MPhil, 2004
University of Oxford
BA LLB (Honors), 1999
National Law School of India University
Shamnad is a consultant with ALP and head of the Intellectual Property Practice. He is the Ministry of Human Resource Development Chaired Professor in Intellectual Property law at the National University of Juridical Sciences (NUJS), Kolkata.
Prior to this, he was the Frank H Marks Visiting Associate Professor of Intellectual Property Law at the George Washington University law school in Washington DC. He is also the founder of SpicyIP, a blog dedicated to analyzing IP and innovation policy news and cases from India. The blog has been rated by Lexis Nexis as one of the leading IP blogs in the world.
Professor Basheer graduated from India’s premier law school, the National law school of India University, Bangalore. He then joined Anand and Anand, a leading intellectual property law firm in New Delhi, and worked on a variety of contentious and non contentious IP matters before being called upon to head the firm’s Technology and Media law division. India. Whilst in practice, the IFLR 1000 guide rated him as a leading technology lawyer.

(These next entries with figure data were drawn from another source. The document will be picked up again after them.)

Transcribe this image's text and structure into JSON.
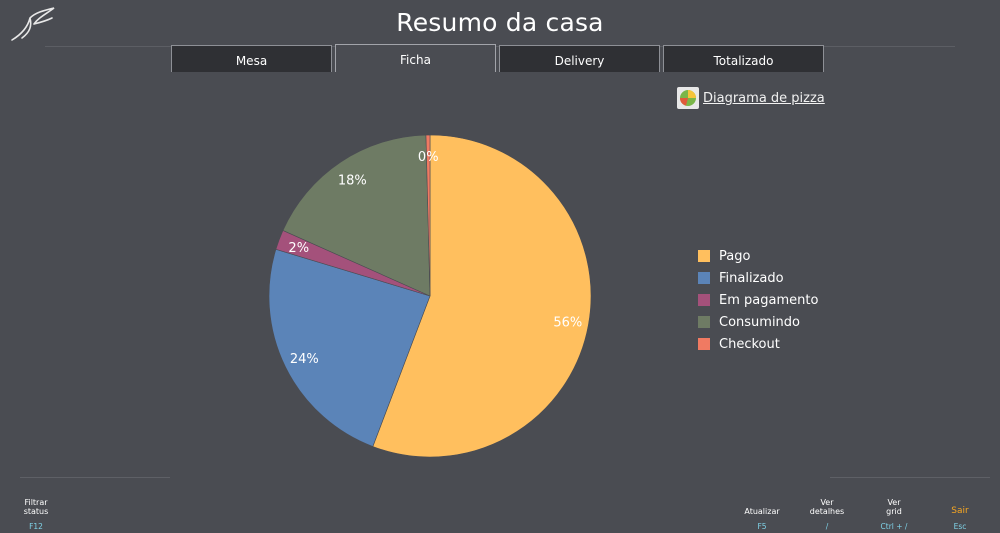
{
  "header": {
    "title": "Resumo da casa"
  },
  "tabs": [
    {
      "label": "Mesa",
      "active": false
    },
    {
      "label": "Ficha",
      "active": true
    },
    {
      "label": "Delivery",
      "active": false
    },
    {
      "label": "Totalizado",
      "active": false
    }
  ],
  "chart_link": {
    "label": "Diagrama de pizza",
    "icon": "pie-chart-icon"
  },
  "chart_data": {
    "type": "pie",
    "categories": [
      "Pago",
      "Finalizado",
      "Em pagamento",
      "Consumindo",
      "Checkout"
    ],
    "values": [
      56,
      24,
      2,
      18,
      0.4
    ],
    "labels": [
      "56%",
      "24%",
      "2%",
      "18%",
      "0%"
    ],
    "colors": [
      "#ffbf5e",
      "#5b84b8",
      "#a4517b",
      "#6e7b64",
      "#f07a62"
    ],
    "legend_position": "right"
  },
  "function_keys": [
    {
      "label": "Filtrar\nstatus",
      "key": "F12"
    },
    {
      "label": "Atualizar",
      "key": "F5"
    },
    {
      "label": "Ver\ndetalhes",
      "key": "/"
    },
    {
      "label": "Ver\ngrid",
      "key": "Ctrl + /"
    },
    {
      "label": "Sair",
      "key": "Esc"
    }
  ]
}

Professor Basheer went on to do his post-graduate studies at the University of Oxford. He completed the BCL (as a Shell Centenary scholar) and MPhil with distinction; his thesis dealing with biotechnology and patent law in India was awarded the second prize in a writing contest held by the Stanford Technology Law Review. Whilst at Oxford, he was the editor of the Oxford Commonwealth Law Journal (OUCLJ) and a founding member of EDIP (Electronic Database of Intellectual Property). He continues to be affiliated to the Oxford Intellectual Property Research Center (OIPRC), as a research associate.
In the past, he has been an invited research fellow at the Institute of Intellectual Property (IIP), Tokyo, an International Bar Association (IBA) scholar and an Inter Pacific Bar Association (IPBA) scholar. He has spoken at various international symposia on intellectual property issues and has also written extensively on IP themes in internationally reputed journals. Recently, his paper on the Novartis patent case won the best prize in a competition held by ATRIP, an international association of IP scholars. He has also consulted on a wide variety of IP issues, particularly involving the pharmaceutical sector with law firms, civil society and governments.